I say this affirming the fact that some are cheating but not for progression, or any spectacular Rambo stuff. Just doing so in the back ground gaining very little from it.
Definitely going to check that one out, I remember playing it when the crew first developed it, and I thought it was probably the best "war-sim" FPS out there at the time.
Side note regarding Steam - I'm really digging how they've embraced the modder community by folding them in as full (for lack of a better term) games - Just Cause 2 MP being another of my favorite examples.
An enigma, wrapped in a riddle, shrouded in bacon and cheese
Valve has always understood the long tail. Ubisoft/EA is the complete opposite of Valve -- smegging clueless about what customers want.
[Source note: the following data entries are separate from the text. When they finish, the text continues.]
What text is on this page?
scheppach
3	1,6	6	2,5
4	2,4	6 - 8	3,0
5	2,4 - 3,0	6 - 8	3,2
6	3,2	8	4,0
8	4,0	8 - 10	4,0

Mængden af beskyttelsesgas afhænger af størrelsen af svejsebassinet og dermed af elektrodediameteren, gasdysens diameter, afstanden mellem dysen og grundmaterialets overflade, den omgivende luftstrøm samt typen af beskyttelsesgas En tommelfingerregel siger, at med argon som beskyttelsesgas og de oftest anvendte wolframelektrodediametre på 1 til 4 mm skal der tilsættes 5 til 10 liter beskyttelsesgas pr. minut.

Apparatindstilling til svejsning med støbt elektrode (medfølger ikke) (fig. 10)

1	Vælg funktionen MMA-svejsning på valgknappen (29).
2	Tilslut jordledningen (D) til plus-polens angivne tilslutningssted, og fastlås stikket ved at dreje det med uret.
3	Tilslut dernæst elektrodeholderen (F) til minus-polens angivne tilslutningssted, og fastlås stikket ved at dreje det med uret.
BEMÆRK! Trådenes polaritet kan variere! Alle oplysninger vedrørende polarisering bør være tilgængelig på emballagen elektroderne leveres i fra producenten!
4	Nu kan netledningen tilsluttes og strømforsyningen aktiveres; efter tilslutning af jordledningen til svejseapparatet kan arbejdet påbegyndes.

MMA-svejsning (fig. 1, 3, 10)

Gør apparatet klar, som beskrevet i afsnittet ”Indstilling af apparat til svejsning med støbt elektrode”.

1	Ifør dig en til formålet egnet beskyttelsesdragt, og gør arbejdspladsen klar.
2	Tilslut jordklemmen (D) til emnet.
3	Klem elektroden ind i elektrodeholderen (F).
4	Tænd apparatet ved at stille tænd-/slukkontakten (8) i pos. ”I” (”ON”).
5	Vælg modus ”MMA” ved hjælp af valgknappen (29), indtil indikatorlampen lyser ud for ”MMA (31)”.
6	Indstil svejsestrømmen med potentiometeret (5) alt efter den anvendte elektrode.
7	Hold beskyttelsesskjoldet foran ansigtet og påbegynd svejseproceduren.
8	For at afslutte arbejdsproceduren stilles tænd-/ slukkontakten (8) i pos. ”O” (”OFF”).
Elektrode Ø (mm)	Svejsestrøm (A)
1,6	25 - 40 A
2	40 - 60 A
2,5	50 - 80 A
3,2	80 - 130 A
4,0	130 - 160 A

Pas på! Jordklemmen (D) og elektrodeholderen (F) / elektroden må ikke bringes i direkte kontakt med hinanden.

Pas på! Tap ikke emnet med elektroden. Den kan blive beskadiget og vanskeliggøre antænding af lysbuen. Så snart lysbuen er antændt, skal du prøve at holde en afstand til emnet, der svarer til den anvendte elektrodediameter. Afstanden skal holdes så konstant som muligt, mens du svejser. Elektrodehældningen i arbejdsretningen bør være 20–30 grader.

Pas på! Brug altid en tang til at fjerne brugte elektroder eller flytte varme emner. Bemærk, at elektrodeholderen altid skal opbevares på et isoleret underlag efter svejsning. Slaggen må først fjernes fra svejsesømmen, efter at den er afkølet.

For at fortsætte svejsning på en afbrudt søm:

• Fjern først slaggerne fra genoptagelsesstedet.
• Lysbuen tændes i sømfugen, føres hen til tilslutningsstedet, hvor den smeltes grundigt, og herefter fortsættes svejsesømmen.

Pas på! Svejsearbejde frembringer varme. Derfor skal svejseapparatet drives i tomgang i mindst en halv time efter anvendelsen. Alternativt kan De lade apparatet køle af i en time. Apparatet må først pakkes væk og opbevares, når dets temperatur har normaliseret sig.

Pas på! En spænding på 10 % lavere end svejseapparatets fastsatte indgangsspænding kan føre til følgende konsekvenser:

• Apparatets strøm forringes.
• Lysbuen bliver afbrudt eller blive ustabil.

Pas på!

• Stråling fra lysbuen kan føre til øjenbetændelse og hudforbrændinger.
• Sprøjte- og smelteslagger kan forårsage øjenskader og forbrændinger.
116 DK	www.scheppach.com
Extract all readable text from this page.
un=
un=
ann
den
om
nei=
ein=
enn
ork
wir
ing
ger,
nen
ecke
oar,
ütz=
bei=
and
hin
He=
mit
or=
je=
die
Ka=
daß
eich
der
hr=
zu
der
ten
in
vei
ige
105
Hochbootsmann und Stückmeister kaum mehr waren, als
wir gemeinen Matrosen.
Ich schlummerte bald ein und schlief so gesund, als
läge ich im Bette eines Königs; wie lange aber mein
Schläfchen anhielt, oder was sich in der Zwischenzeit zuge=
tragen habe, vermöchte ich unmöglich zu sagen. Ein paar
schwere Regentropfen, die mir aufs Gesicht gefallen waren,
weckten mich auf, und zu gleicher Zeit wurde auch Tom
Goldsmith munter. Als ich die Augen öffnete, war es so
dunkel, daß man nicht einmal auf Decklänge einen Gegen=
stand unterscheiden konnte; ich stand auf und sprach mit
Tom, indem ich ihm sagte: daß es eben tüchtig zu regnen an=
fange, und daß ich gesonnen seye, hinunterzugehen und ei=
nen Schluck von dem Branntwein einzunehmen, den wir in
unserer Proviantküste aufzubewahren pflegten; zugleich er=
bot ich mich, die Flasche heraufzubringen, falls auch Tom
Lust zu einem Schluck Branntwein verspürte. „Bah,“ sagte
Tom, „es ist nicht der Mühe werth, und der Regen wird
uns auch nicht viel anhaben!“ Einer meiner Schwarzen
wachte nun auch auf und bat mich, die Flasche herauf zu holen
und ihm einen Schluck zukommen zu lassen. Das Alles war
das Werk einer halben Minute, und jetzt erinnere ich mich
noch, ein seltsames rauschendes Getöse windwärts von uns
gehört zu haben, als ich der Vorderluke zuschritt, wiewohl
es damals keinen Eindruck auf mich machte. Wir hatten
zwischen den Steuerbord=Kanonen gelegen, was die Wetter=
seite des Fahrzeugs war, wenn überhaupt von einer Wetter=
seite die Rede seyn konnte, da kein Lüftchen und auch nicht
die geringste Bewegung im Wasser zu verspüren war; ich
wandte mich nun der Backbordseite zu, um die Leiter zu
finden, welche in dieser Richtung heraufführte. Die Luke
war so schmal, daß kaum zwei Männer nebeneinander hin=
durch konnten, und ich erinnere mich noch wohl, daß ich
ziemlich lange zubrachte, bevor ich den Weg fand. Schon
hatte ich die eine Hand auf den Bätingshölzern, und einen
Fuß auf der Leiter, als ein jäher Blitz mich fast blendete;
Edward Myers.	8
Ubisoft: We'll sell you same shit year after year. Map editor? Mods? 4+ coop support? Begone because "obviously" _everyone_ pirates our game; we have complete and utter contempt for our PC players even though they helped build our company before we could do shitty PC ports!
Valve: Here are yearly dirt-cheap sales so you can play with your friends. You can run your own server -- most of our games have an in-game server browser. Here is a map editor too so you can guys make your own maps! The team behind L4D's custom campaign "I hate Mountains" even had Valve record new voice lines! That custom campaign is extremely well-done!
Basically, Valve respects their customers; other large publishers treat them like a resource to be exploited.